И они отмотали в ночи, может, километров пять, если не больше. В оказавшемся по пути болоте утопили свои парашюты и пошли далее за командиром, который уверенно вел их куда-то.
Оказалось, не туда…
Лесная тропинка незаметно вывела их на такую же лесную дорожку, извилистую, грязноватую в ложбинках, обросшую крапивой, лозняком и ольшаником. Сосновый бор остался позади, начинались места сырые и болотистые. Никого поблизости не было, никто им не встретился. Костя молча вел командира, не перестававшего беспокоиться, туда ли они идут?
В самом деле для беспокойства были причины, он не узнавал местности, не находил ее на карте и все сетовал в мыслях, что так не повезло в самом начале. Перед полетом были другие заботы, думал – как обойдется в воздухе? Хотя и ночь, но их могли перехватить ночные истребители или встретить зенитным огнем над линией фронта, да и само десантирование вызывало страх. Гусаков никому не признался, но прыгал с парашютом также впервые. Самое страшное, однако, обошлось относительно благополучно, это потом началась странная полоса невезений, преодолеть которую до сих пор неизвестно как.
Главное, однако, – не потерять бдительность. Как уже знал Гусаков из собственного военного и даже довоенного опыта, а также как учила партия, бдительность – непременная основа успеха. Потеря бдительности означает верную гибель, особенно во вражеском тылу, где они очутились.

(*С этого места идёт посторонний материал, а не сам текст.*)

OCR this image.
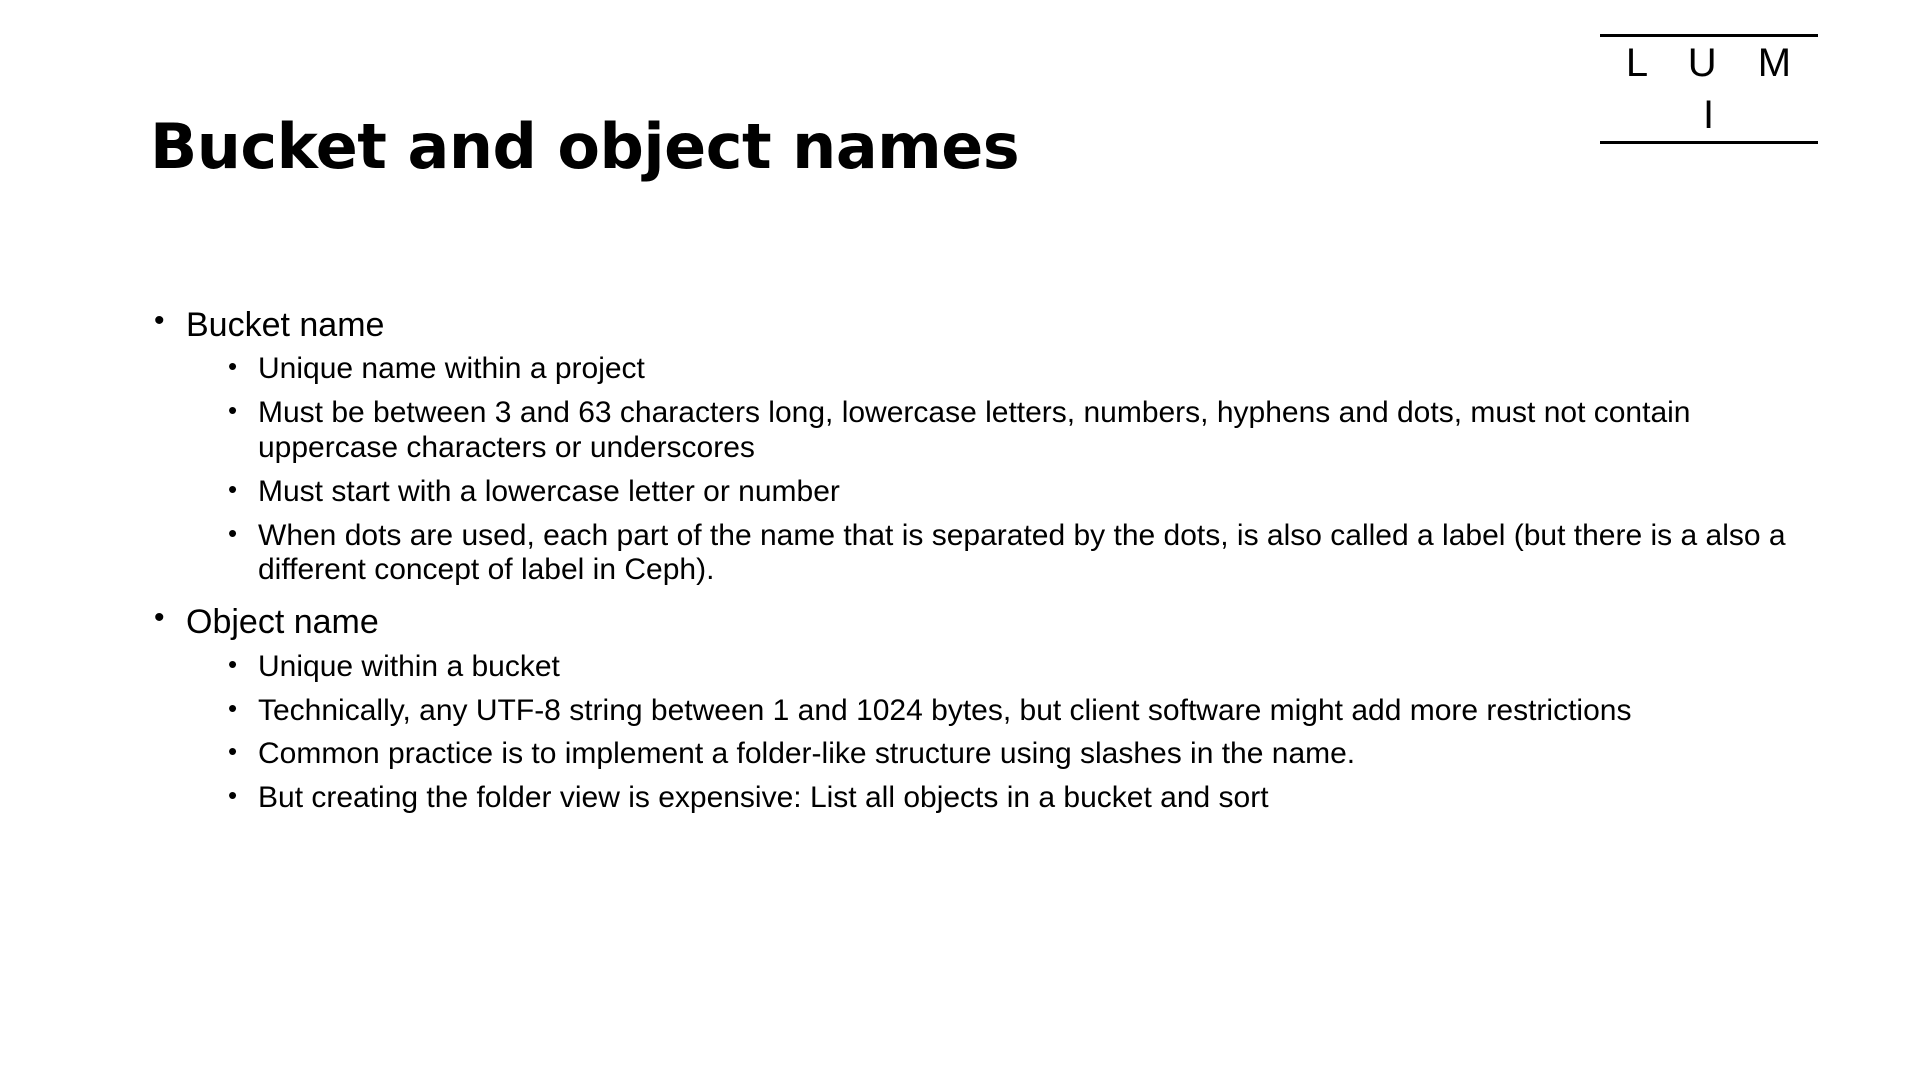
L U M I
Bucket and object names
• Bucket name
• Unique name within a project
• Must be between 3 and 63 characters long, lowercase letters, numbers, hyphens and dots, must not contain uppercase characters or underscores
• Must start with a lowercase letter or number
• When dots are used, each part of the name that is separated by the dots, is also called a label (but there is a also a different concept of label in Ceph).
• Object name
• Unique within a bucket
• Technically, any UTF-8 string between 1 and 1024 bytes, but client software might add more restrictions
• Common practice is to implement a folder-like structure using slashes in the name.
• But creating the folder view is expensive: List all objects in a bucket and sort
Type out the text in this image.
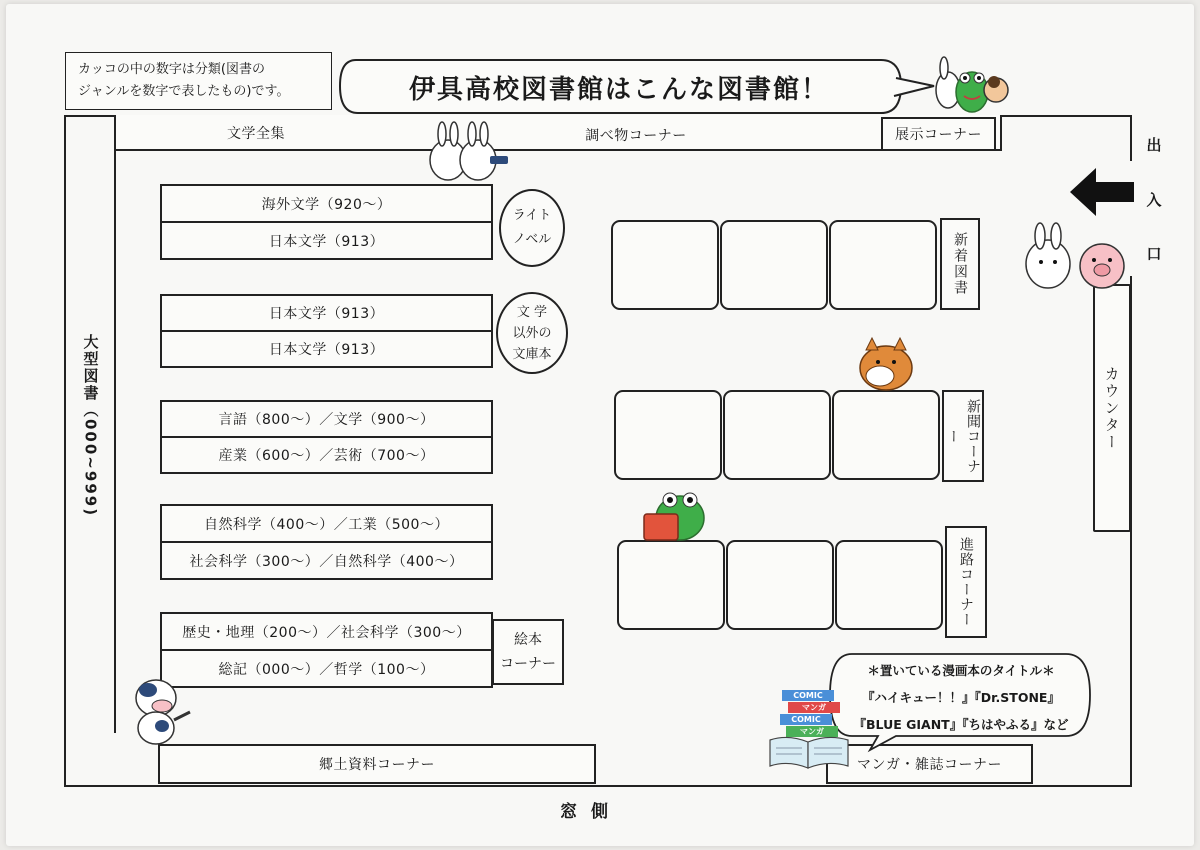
カッコの中の数字は分類(図書の
ジャンルを数字で表したもの)です。	伊具高校図書館はこんな図書館！
文学全集	調べ物コーナー	展示コーナー
出
入
口
大型図書（000~999)
海外文学（920～）
日本文学（913）
日本文学（913）
日本文学（913）
言語（800～）／文学（900～）
産業（600～）／芸術（700～）
自然科学（400～）／工業（500～）
社会科学（300～）／自然科学（400～）
歴史・地理（200～）／社会科学（300～）
総記（000～）／哲学（100～）
ライト
ノベル
文 学
以外の
文庫本
絵本
コーナー
新着図書
新聞コーナー
進路コーナー
カウンター
郷土資料コーナー	マンガ・雑誌コーナー
＊置いている漫画本のタイトル＊
『ハイキュー！！』『Dr.STONE』
『BLUE GIANT』『ちはやふる』など
COMIC
マンガ
COMIC
マンガ
窓 側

Костя вел их уверенно, видимо неплохо зная здешние стежки. Гусаков держался от него на расстоянии пистолетного выстрела, чтобы в случае чего… Мало ли что может случиться, и командир старался быть наготове. Грязной, заросшей травой обочиной они обошли застоялую лужу под лозовым кустом и вдруг близко за поворотом увидели сельские постройки. Похоже, это была деревня – новая изгородь из еловых жердей, за которой зеленело картофлянище, высился прикрытый ряднушкой стожок свежего сена возле сарая. Замедлив шаг, Гусаков негромко окликнул парня:
– Эй, что это?
– Барсуки, – беспечно оглянулся Костя. – Тут ничего… Никого нема.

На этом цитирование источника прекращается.